Lecanora demersa
≡Lecidea demersa Kremp., Verhandl. zool.-bot. Ges Wien 26: 455 (1876).
≡Diomedella demersa (Kremp.) Hertel, Beih. Nova Hedwigia 79: 445 (1984).
=Lecidea melastroma Nyl., Lich. Nov. Zel.: 107 (1888).
Holotype: New Zealand. Sine loco [probably Wellington], Charles Knight – M. Isotype– M.
Lecidea melastroma. Holotype: New Zealand. Westland, Greymouth, 1887, Richard Helms 241 – H-NYL 16081.
Descriptions : Flora (1985: 230). See also Rambold (1989: 91).
Chemistry : Cortex K+ yellow, C−, P ±yellow; medulla K−, C−, P–; containing atranorin and an unidentified fatty acid.
N: Wellington (Tararua Ra.). S: Nelson (Cobb Valley Mt Benson, Denniston Plateau), Westland (Kelly Ra.), Canterbury (Craigieburn Ra., Mt Wakefield, Hakataramea Valley), Otago (Lake Ohau, Silver Peak). St: (Mt Allen, Tin Ra., Fraser Peaks). A subalpine to high-alpine species, spectacularly developed on the sandstone pavements of the Denniston Plateau north of Westport, and also commonly developed on piles of stones and boulders removed from the surface of paddocks in inland Canterbury, where it forms conspicuous black and white patches among yellow patches of Rhizocarpon geographicum and rust-red patches of Tremolecia atrata.
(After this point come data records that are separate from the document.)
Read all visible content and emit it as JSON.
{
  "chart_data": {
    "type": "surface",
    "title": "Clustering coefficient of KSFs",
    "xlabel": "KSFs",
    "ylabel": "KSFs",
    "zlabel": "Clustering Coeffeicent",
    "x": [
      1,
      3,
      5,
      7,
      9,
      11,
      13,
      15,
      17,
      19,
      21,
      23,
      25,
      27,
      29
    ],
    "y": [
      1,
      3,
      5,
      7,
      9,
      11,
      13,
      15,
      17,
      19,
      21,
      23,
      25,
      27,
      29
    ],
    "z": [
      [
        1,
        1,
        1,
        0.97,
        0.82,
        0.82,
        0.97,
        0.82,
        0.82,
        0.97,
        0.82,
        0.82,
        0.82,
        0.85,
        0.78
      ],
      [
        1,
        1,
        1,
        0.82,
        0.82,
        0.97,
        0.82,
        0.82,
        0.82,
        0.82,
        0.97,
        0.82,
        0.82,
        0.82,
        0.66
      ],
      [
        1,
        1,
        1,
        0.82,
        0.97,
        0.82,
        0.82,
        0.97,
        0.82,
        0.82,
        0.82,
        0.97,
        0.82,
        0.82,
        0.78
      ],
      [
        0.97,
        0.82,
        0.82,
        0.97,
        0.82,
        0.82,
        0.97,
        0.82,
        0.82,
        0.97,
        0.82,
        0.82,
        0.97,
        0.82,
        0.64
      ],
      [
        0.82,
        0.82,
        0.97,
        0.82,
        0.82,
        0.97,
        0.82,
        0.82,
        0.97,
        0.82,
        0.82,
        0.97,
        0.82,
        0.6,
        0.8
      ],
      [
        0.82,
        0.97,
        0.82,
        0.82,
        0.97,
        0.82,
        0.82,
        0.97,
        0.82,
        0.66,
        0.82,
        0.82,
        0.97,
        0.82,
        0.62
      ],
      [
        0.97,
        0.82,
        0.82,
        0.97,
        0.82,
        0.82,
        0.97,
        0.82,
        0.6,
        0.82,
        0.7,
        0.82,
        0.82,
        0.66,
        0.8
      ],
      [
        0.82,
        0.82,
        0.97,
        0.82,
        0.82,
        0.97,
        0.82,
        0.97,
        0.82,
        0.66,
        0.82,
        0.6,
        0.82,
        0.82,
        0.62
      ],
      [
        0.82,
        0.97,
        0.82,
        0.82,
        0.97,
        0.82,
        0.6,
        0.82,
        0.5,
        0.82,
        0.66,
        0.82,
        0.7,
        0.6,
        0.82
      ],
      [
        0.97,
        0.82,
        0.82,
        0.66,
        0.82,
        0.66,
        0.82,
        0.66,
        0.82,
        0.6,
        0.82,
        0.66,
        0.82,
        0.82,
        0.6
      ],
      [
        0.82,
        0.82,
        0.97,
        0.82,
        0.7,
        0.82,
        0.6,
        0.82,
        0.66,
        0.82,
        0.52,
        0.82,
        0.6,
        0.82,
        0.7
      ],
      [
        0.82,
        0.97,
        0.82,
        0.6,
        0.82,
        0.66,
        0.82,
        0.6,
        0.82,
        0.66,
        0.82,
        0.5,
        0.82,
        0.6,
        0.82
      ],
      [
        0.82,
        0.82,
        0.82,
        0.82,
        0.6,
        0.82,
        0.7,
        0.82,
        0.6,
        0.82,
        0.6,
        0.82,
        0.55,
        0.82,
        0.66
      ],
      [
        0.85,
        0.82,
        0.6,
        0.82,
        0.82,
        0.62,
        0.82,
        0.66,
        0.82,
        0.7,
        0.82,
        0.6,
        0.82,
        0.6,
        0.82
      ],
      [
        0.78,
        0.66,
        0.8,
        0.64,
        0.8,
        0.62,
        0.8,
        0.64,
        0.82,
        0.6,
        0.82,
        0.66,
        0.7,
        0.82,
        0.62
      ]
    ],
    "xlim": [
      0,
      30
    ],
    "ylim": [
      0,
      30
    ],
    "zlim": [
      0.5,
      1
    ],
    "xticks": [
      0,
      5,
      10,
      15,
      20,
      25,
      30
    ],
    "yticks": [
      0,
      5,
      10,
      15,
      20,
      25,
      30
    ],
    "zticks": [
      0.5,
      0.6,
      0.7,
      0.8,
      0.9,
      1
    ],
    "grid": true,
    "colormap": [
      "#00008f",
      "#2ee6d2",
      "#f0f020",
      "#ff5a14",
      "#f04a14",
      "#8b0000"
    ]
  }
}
Known also from alpine rocks in Australia (Rambold 1989: 93; McCarthy 2003c, 2006; Lumbsch & Elix 2004).
Australasian
Illustrations : Rambold (1989: 92, fig. 7); Malcolm & Galloway (1997: 20, 69, 100, 157); Malcolm & Malcolm (2000: 131).
Lecanora demersa is characterised by: the saxicolous habit (alpine to high-alpine rocks); its innate to immersed, black apothecia contrasting with the white to grey-white areolate thallus; the often well-developed thick black prothallus that is visible at the thallus margins and between the areolae; filiform, curved conidia, 25–35 × 0.8–1 μm. L. demersa is related to a subantarctic species, L. disjungenda (Cromb.) Hertel & Rambold, m Kerguelen and Marion I. (Dodge 1948: 167; Hertel 1984b; Rambold 1989: 90–92), the two taxa formerly being united in the genus Diomedella, having Lecanora -type asci and immersed, aspicilioid apothecia, with a colourless hypothecium and a reduced exciple (Hertel 1984b: 445). It is distinguished from L. oreinoides (q.v.) by the larger apothecia (0.5–1.2 mm diam.) and the thicker, broader black prothallus and the filiform conidia.